The inquiry is looking at how the Scottish Government bungled a probe into sexual misconduct allegations made against Mr Salmond in 2018.
The former first minister had the flawed exercise set aside in a judicial review, costing taxpayers £512,000.
He was later charged with sexual assault but cleared on all counts at the High Court in March last year.
Ms Sturgeon has been accused of misleading parliament about meetings with Mr Salmond while he was under investigation and so breaking the ministerial code - a resignation offence which she strongly denies.
Mr Salmond is expected to make it again in his oral evidence to MSPs on Wednesday.
Ms Sturgeon is also facing new questions today about whether it is “plausible” that she only learned of sexual misconduct allegations against Mr Salmond five months after they were first raised inside her government.
The First Minister told parliament that her predecessor first told her about the matter on April 2, 2018, and that the Government’s procedure for handling formal complaints had stopped officials from telling her.
However the Scottish Sun on Sunday reported that the Government’s draft policy did initially allow Ms Sturgeon to be told by her officials, and this was only changed after Ms Sturgeon and Ms Evans held a previously secret meeting about it on 29 November 2017, three weeks after the first informal complaints surfaced.
The procedure was rewritten on December 5, 2017 to say that the First Minister should only be told of complaints once an internal investigation had concluded.
The November 29 meeting was omitted from the Scottish Government’s official timeline of events given to the inquiry, but appears in court papers agreed during the judicial review, albeit in a coded form.
The open record states that on November 29, 2017 “the first respondent [Ms Evans] met with the interested party [Ms Sturgeon] to discuss development of the proposed procedure”.
The informal complaints about Mr Salmond only became formal complaints in January 2018.
Tory MSP Murdo Fraser, who sits on the inquiry, said Ms Sturgeon could not hide behind her husband and senior officials for her own failure to be transparent.
He said: “The buck must stop with Nicola Sturgeon.
"It was her Government who botched the investigation and cost the public purse at least £500,000 in pursuing a lost cause. And it was her Government who so badly let down the women involved in this case.

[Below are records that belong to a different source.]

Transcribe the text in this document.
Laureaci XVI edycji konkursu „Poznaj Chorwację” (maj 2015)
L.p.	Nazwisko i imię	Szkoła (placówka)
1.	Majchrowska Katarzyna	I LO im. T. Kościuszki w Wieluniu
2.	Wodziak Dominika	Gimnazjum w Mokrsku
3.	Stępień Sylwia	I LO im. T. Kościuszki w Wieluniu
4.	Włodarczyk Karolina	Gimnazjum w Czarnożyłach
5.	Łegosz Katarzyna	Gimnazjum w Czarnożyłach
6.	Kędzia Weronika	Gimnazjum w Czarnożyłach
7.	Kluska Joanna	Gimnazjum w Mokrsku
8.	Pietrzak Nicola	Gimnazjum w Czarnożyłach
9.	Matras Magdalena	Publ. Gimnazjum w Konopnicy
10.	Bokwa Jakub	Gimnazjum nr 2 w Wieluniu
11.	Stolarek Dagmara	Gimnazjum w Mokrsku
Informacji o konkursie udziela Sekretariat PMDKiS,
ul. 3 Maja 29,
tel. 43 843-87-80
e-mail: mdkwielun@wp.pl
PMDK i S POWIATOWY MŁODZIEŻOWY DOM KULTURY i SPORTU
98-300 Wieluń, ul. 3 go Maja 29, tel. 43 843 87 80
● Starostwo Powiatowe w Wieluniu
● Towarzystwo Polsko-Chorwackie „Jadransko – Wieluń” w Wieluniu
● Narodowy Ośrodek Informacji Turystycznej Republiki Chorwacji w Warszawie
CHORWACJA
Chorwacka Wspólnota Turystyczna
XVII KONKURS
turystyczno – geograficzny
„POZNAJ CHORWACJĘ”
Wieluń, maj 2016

“The First Minister’s inner circle including her husband and senior officials have serious questions hanging over them in relation to their own conduct. However, Nicola Sturgeon cannot use them to hide behind.
“She must stand up and take responsibility for the SNP Government’s failings as they investigated her predecessor. She promised to be fully co-operative with this inquiry but has been obstructive at every turn.

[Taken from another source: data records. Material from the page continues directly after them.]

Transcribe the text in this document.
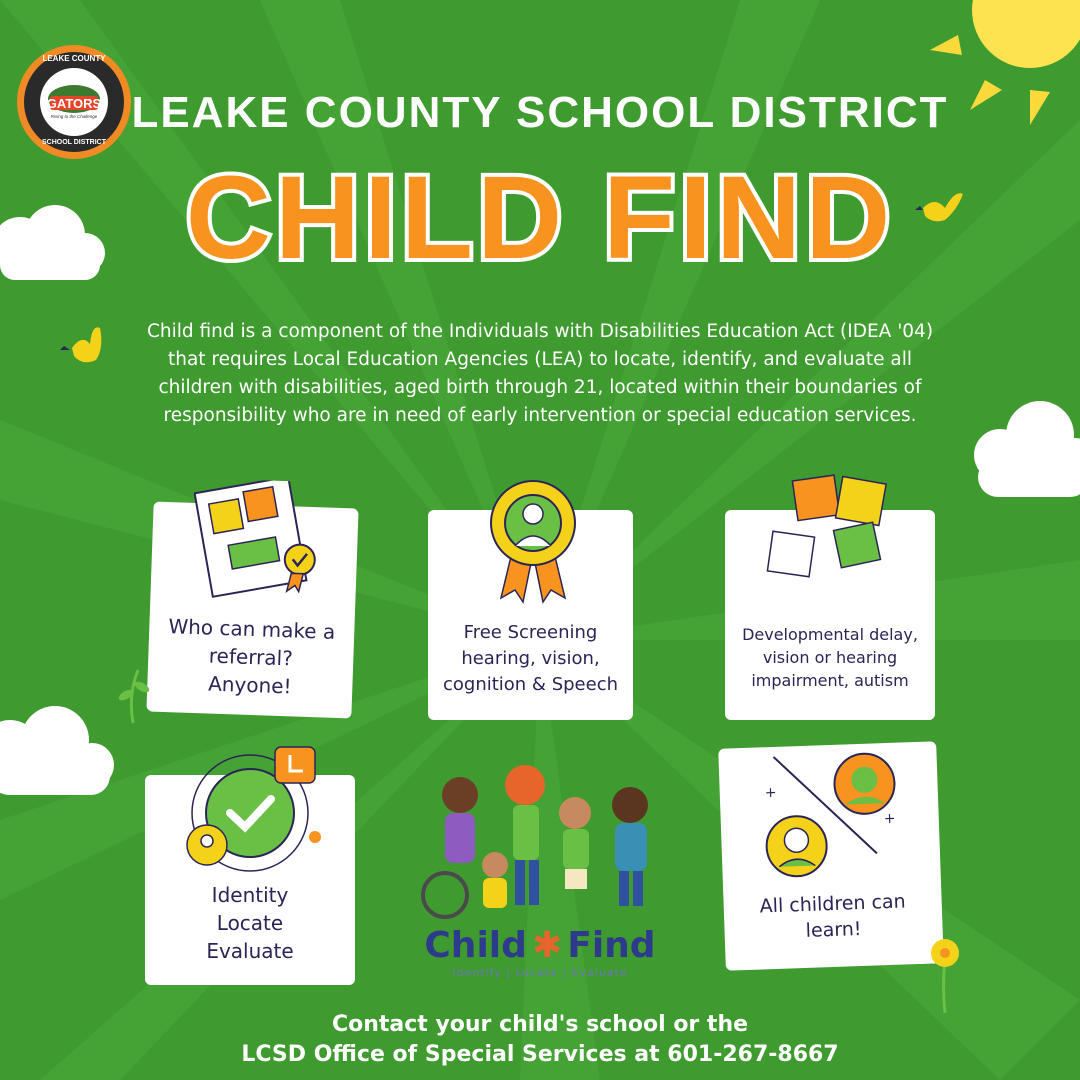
LEAKE COUNTY
GATORS
Rising to the Challenge
SCHOOL DISTRICT
LEAKE COUNTY SCHOOL DISTRICT
CHILD FIND
Child find is a component of the Individuals with Disabilities Education Act (IDEA '04) that requires Local Education Agencies (LEA) to locate, identify, and evaluate all children with disabilities, aged birth through 21, located within their boundaries of responsibility who are in need of early intervention or special education services.
Who can make a
referral?
Anyone!
Free Screening
hearing, vision,
cognition & Speech
Developmental delay,
vision or hearing
impairment, autism
Identity
Locate
Evaluate	Child ✱ Find
Identify | Locate | Evaluate
+
+
All children can
learn!
Contact your child's school or the
LCSD Office of Special Services at 601-267-8667
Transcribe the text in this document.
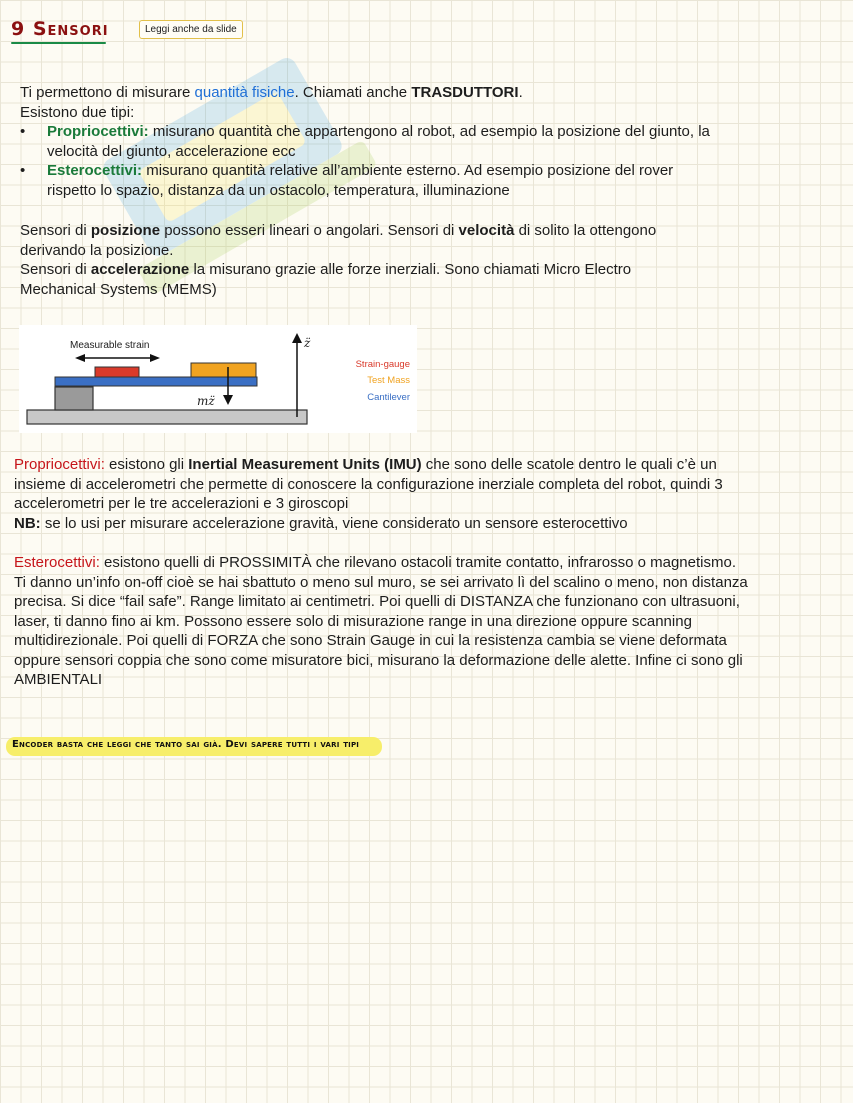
9 Sensori	Leggi anche da slide
Ti permettono di misurare quantità fisiche. Chiamati anche TRASDUTTORI.
Esistono due tipi:
• Propriocettivi: misurano quantità che appartengono al robot, ad esempio la posizione del giunto, la velocità del giunto, accelerazione ecc
• Esterocettivi: misurano quantità relative all’ambiente esterno. Ad esempio posizione del rover rispetto lo spazio, distanza da un ostacolo, temperatura, illuminazione
Sensori di posizione possono esseri lineari o angolari. Sensori di velocità di solito la ottengono derivando la posizione.
Sensori di accelerazione la misurano grazie alle forze inerziali. Sono chiamati Micro Electro Mechanical Systems (MEMS)
Measurable strain
mz̈
z̈
Strain-gauge
Test Mass
Cantilever
Propriocettivi: esistono gli Inertial Measurement Units (IMU) che sono delle scatole dentro le quali c’è un insieme di accelerometri che permette di conoscere la configurazione inerziale completa del robot, quindi 3 accelerometri per le tre accelerazioni e 3 giroscopi
NB: se lo usi per misurare accelerazione gravità, viene considerato un sensore esterocettivo
Esterocettivi: esistono quelli di PROSSIMITÀ che rilevano ostacoli tramite contatto, infrarosso o magnetismo. Ti danno un’info on-off cioè se hai sbattuto o meno sul muro, se sei arrivato lì del scalino o meno, non distanza precisa. Si dice “fail safe”. Range limitato ai centimetri. Poi quelli di DISTANZA che funzionano con ultrasuoni, laser, ti danno fino ai km. Possono essere solo di misurazione range in una direzione oppure scanning multidirezionale. Poi quelli di FORZA che sono Strain Gauge in cui la resistenza cambia se viene deformata oppure sensori coppia che sono come misuratore bici, misurano la deformazione delle alette. Infine ci sono gli AMBIENTALI
Encoder basta che leggi che tanto sai già. Devi sapere tutti i vari tipi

“We see yet more questions over what she knew and when about the allegations against her friend and political mentor of over 30 years. She seems determined to fool everyone by failing to be transparent.
“This whole affair stinks to high heaven and the truth must be heard. Whatever is concluded from this inquiry, it is imperative that is Nicola Sturgeon who carries the can for the shambolic failings of her Government.

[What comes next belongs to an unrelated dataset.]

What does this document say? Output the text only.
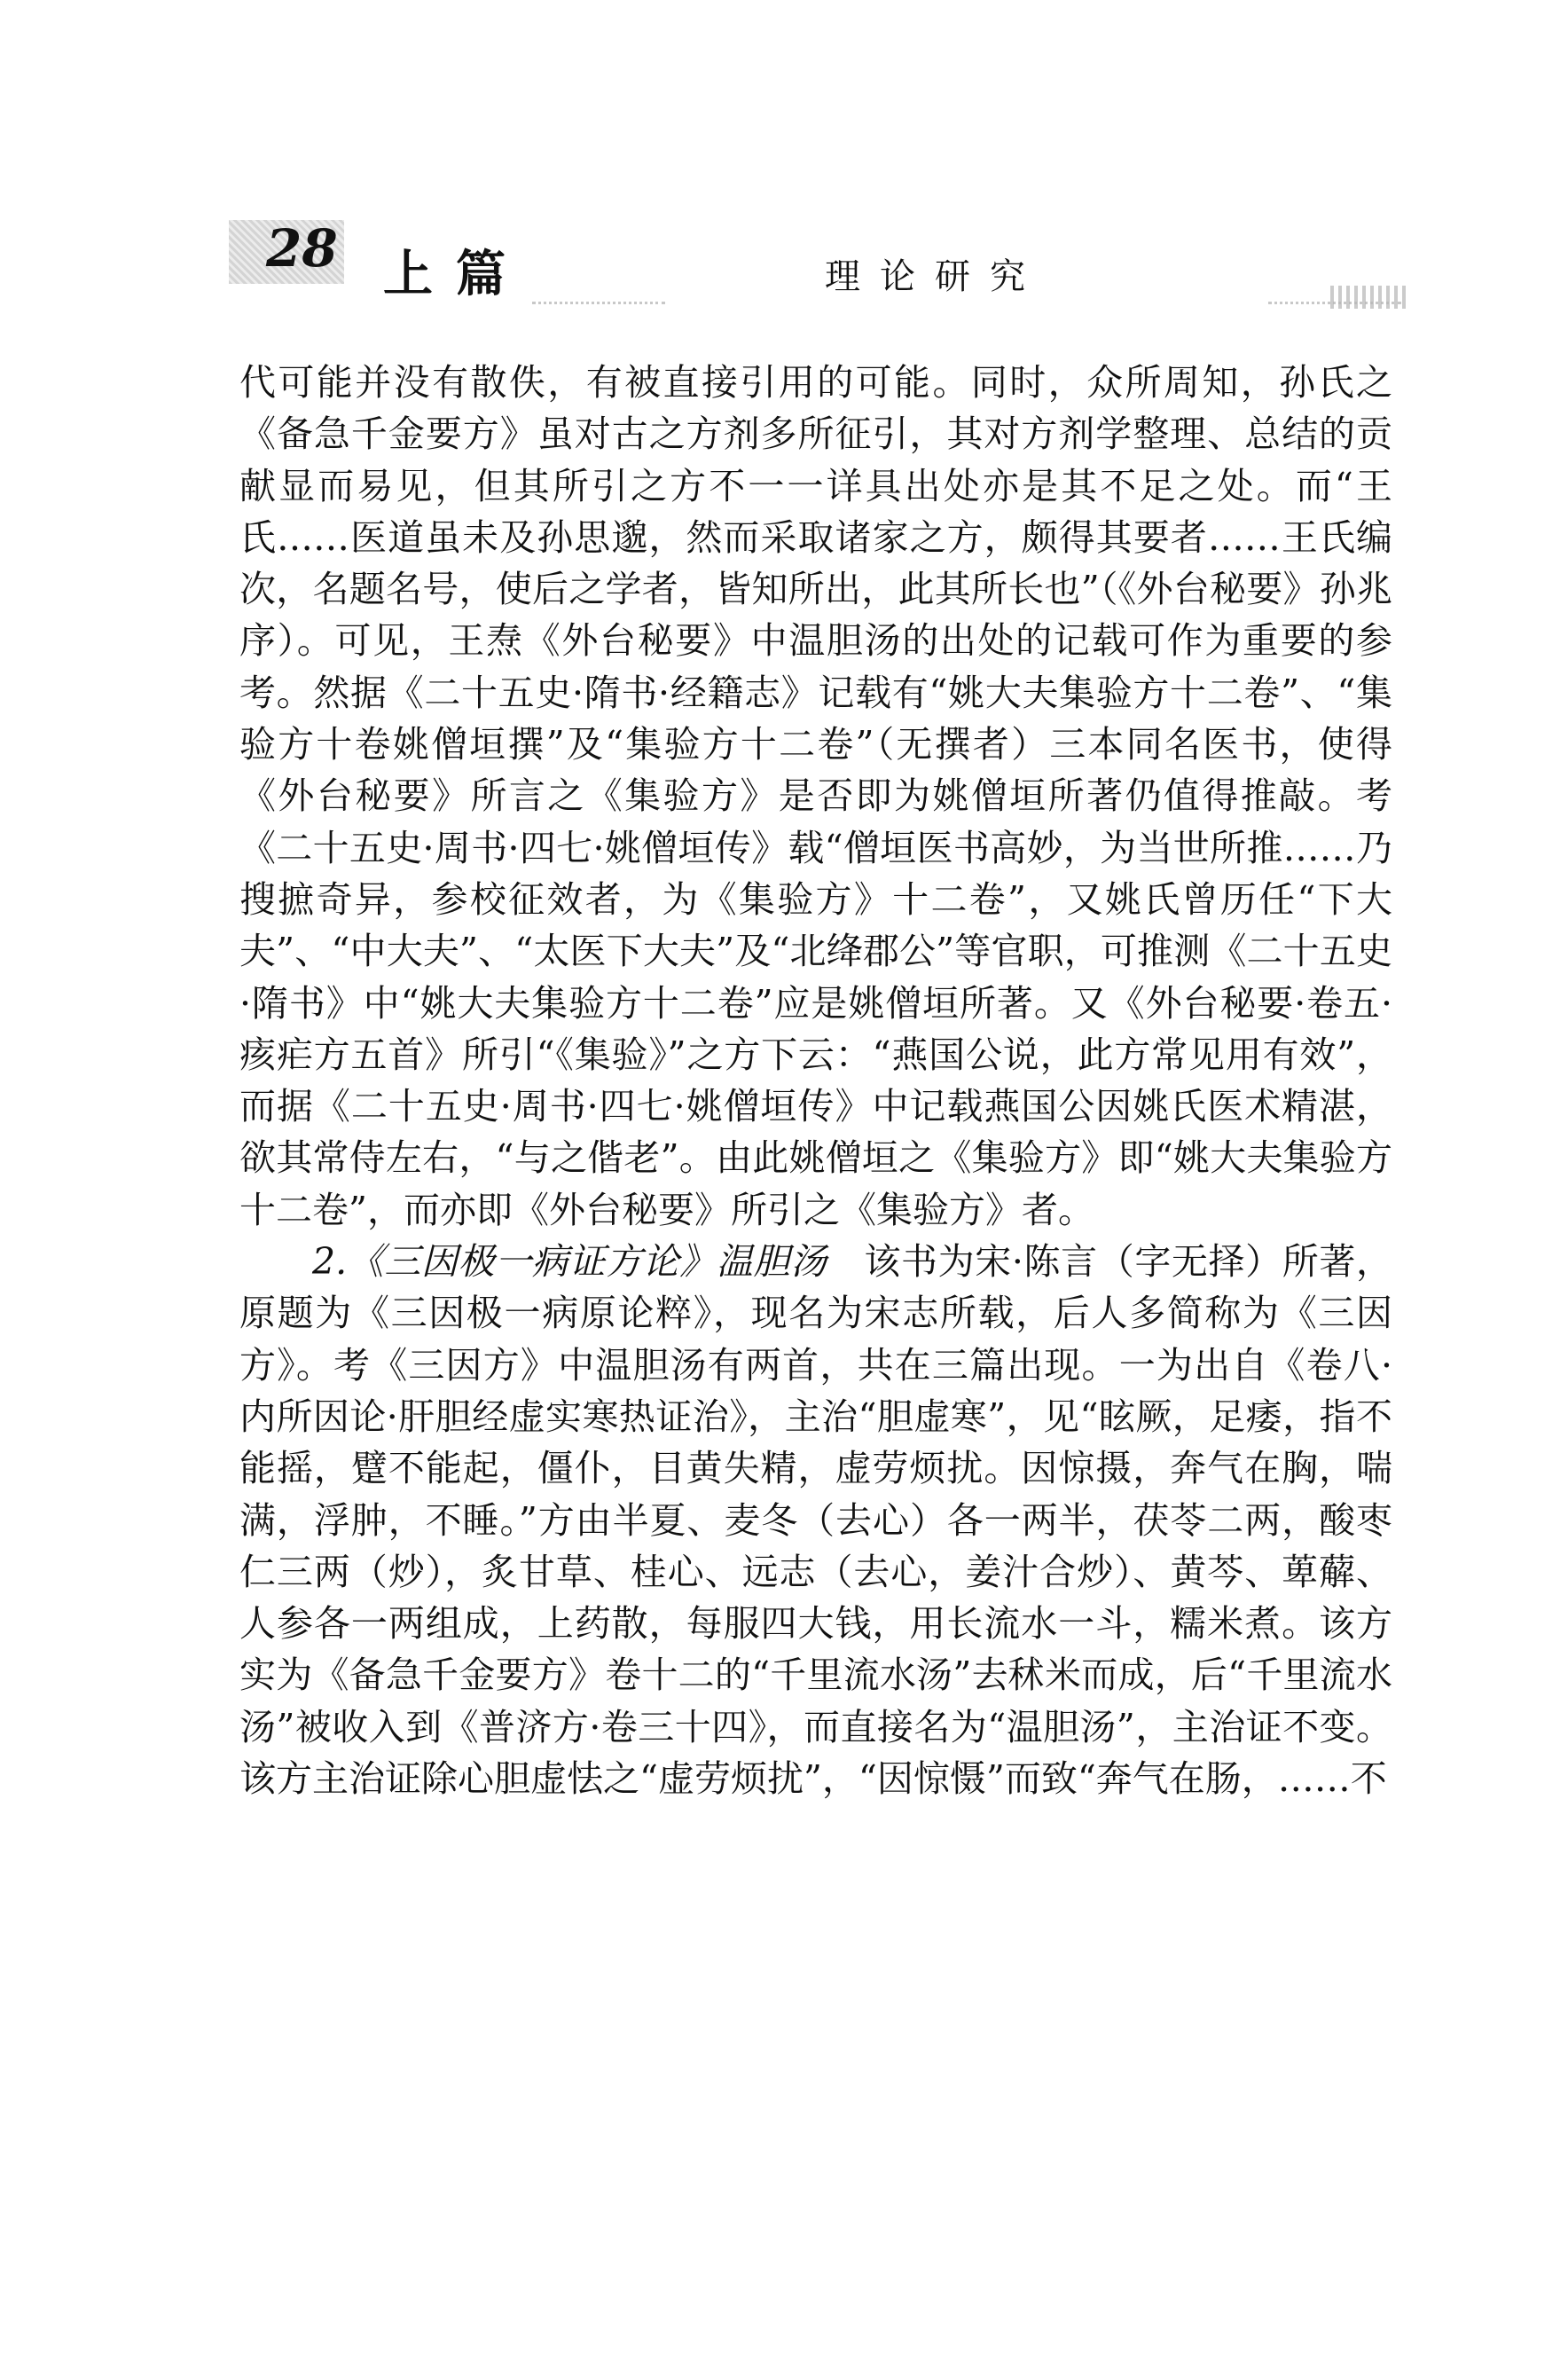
28 上篇	理论研究

代可能并没有散佚，有被直接引用的可能。同时，众所周知，孙氏之《备急千金要方》虽对古之方剂多所征引，其对方剂学整理、总结的贡献显而易见，但其所引之方不一一详具出处亦是其不足之处。而“王氏……医道虽未及孙思邈，然而采取诸家之方，颇得其要者……王氏编次，名题名号，使后之学者，皆知所出，此其所长也”（《外台秘要》孙兆序）。可见，王焘《外台秘要》中温胆汤的出处的记载可作为重要的参考。然据《二十五史·隋书·经籍志》记载有“姚大夫集验方十二卷”、“集验方十卷姚僧垣撰”及“集验方十二卷”（无撰者）三本同名医书，使得《外台秘要》所言之《集验方》是否即为姚僧垣所著仍值得推敲。考《二十五史·周书·四七·姚僧垣传》载“僧垣医书高妙，为当世所推……乃搜摭奇异，参校征效者，为《集验方》十二卷”，又姚氏曾历任“下大夫”、“中大夫”、“太医下大夫”及“北绛郡公”等官职，可推测《二十五史·隋书》中“姚大夫集验方十二卷”应是姚僧垣所著。又《外台秘要·卷五·痎疟方五首》所引“《集验》”之方下云：“燕国公说，此方常见用有效”，而据《二十五史·周书·四七·姚僧垣传》中记载燕国公因姚氏医术精湛，欲其常侍左右，“与之偕老”。由此姚僧垣之《集验方》即“姚大夫集验方十二卷”，而亦即《外台秘要》所引之《集验方》者。

2.《三因极一病证方论》温胆汤　 该书为宋·陈言（字无择）所著，原题为《三因极一病原论粹》，现名为宋志所载，后人多简称为《三因方》。考《三因方》中温胆汤有两首，共在三篇出现。一为出自《卷八·内所因论·肝胆经虚实寒热证治》，主治“胆虚寒”，见“眩厥，足痿，指不能摇，躄不能起，僵仆，目黄失精，虚劳烦扰。因惊摄，奔气在胸，喘满，浮肿，不睡。”方由半夏、麦冬（去心）各一两半，茯苓二两，酸枣仁三两（炒），炙甘草、桂心、远志（去心，姜汁合炒）、黄芩、萆薢、人参各一两组成，上药散，每服四大钱，用长流水一斗，糯米煮。该方实为《备急千金要方》卷十二的“千里流水汤”去秫米而成，后“千里流水汤”被收入到《普济方·卷三十四》，而直接名为“温胆汤”，主治证不变。该方主治证除心胆虚怯之“虚劳烦扰”，“因惊慑”而致“奔气在肠，……不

“If she’s found to have broken the Ministerial Code, then she must resign.”
Referring to the meeting of November 29, 2017, and when Ms Sturgeon first learned of possible complaints against Mr Salmond, Scottish Tory leader Douglas Ross said: “There are now even more serious questions about when Nicola Sturgeon knew about the allegations against Alex Salmond and whether it’s plausible she was really in the dark.”
Liberal Democrat MSP Alex Cole-Hamilon added: “You would have to be a very bold civil servant to decide not to notify the first minister of these allegations, at a time when the changes to the complaints procedure which took her out of the loop had not yet been completed.”
A Scottish Government spokesman for it had detailed why the procedure for investigating complaints against former ministers was created and it was not directed at any individual.
He said: “Formal complaints were received in January 2018 and were handled using the finalised version of the procedure.
“Scottish Government witnesses including the permanent secretary have given detailed evidence to the committee about this process and the first minister has set out to parliament when she was informed of complaints against Mr Salmond.
“The First Minister continues to look forward to giving evidence to the committee.”
Ms Sturgeon is due to give her evidence to the inquiry in early March.
Kevin Pringle, Mr Salmond’s former spindoctor at the SNP and in Government, said party members “can only guess and fear how the next fortnight will go”.
Writing in the Sunday Times, he said Mr Salmond’s appearance “will escalate a crisis without precedent in the country’s politics”.
He added: “If the issue hasn’t cut through to public consciousness before, it will now.”
He also said the SNP had itself to blame for much of the perception that it begrudged the scrutiny from the inquiry and had tried to obfuscate, while its ferocious attack on Holyrood managers for agreeing to publish Mr Salmond’s latest evidence had been “unwise”.